Todo está preparado para el
Funeral de Estado de Adolfo Suárez. Un acto más de hipocresía en memoria de un expresidente silenciado
durante muchos años y sobre el que ahora se escribe y se habla como si hubiese sido
el Cid Campeador, aunque en algo sí se le parece: triunfó después de morir.

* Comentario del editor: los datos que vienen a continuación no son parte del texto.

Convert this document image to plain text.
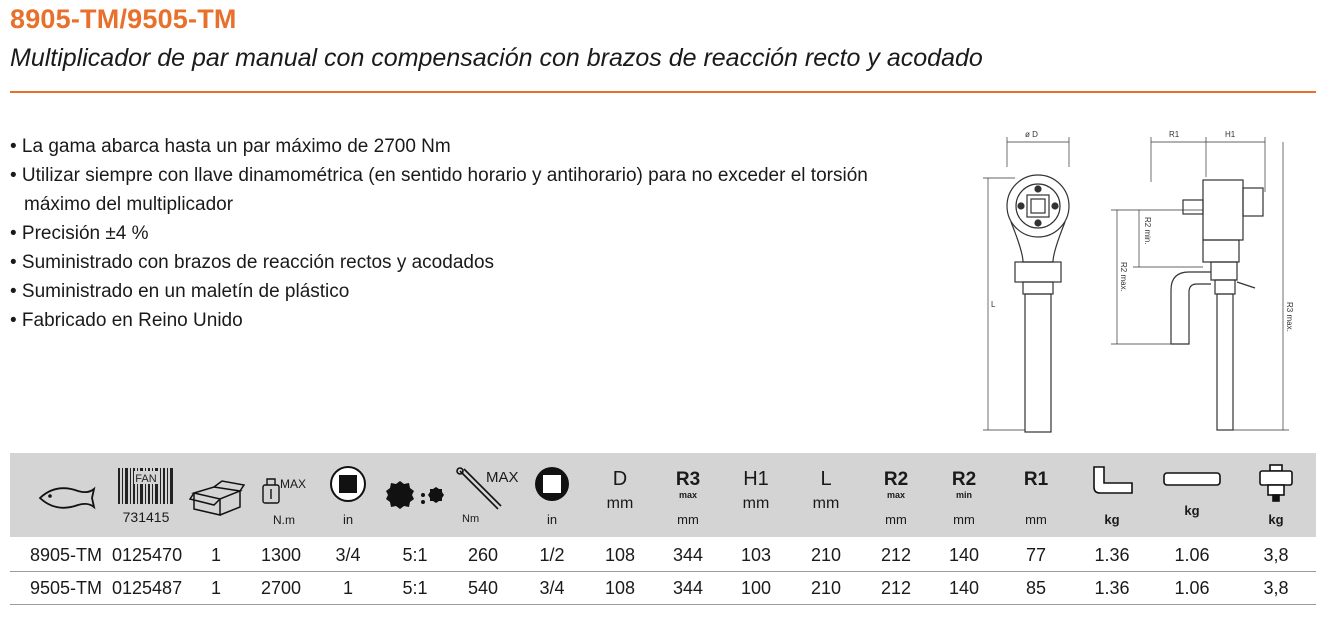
8905-TM/9505-TM
Multiplicador de par manual con compensación con brazos de reacción recto y acodado
• La gama abarca hasta un par máximo de 2700 Nm
• Utilizar siempre con llave dinamométrica (en sentido horario y antihorario) para no exceder el torsión máximo del multiplicador
• Precisión ±4 %
• Suministrado con brazos de reacción rectos y acodados
• Suministrado en un maletín de plástico
• Fabricado en Reino Unido
ø D	R1	H1
L
R2 min.
R2 max.
R3 max.
FAN
731415
MAX
N.m	in
MAX
Nm	in
D
mm
R3
max
mm
H1
mm
L
mm
R2
max
mm
R2
min
mm
R1
mm	kg
kg
kg
8905-TM 0125470	1	1300	3/4	5:1	260	1/2	108	344	103	210	212	140	77	1.36	1.06	3,8
9505-TM 0125487	1	2700	1	5:1	540	3/4	108	344	100	210	212	140	85	1.36	1.06	3,8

Contaba Antonio Gala en su artículo “Mi 23 de febrero de 1981”, dentro de su sección
“En propia mano”, que “ahora se habla mucho de ese día. Quizá si se hubiese
hablado antes más, mejor y más alto, se hablaría ahora menos”. Pero en España,
en su día, no se quiso tirar de la manta por no sacar a flote toda la mierda de
una “trama civil” de la que nada se sabe y todo se sospecha. Había demasiados
intereses en juego, demasiados tipos miserables y no menos cobardes “que ponían
cara de viudo cuando estaban por dentro frotándose las manos”. Pero la
democracia se instauró en España gracias a los españoles del común, esa gente
anónima que se ha arruinado a costa de un Estado, pero que intenta sobreponerse
entre tanto patrioterismo de opereta y a pesar de sus tejemanejes. Son los
mismos cofrades que ahora, ya fallecido Suárez, elevan la peana con la Corona. Y los herederos
de los dueños del cotarro de ayer desean ahora, después de tantos años
transcurridos, que las chabolas no se vean, que las manifestaciones de protesta
no se hagan en el centro de Madrid y que se consuma más pese a los recortes en
salarios. Esos mezquinos, que se defecan sobre los organigramas y que no ven
más allá de la ansiada puerta giratoria de sus entretelas, hasta se permiten
poner en duda los informes de Cáritas. ¡Vaya tropa!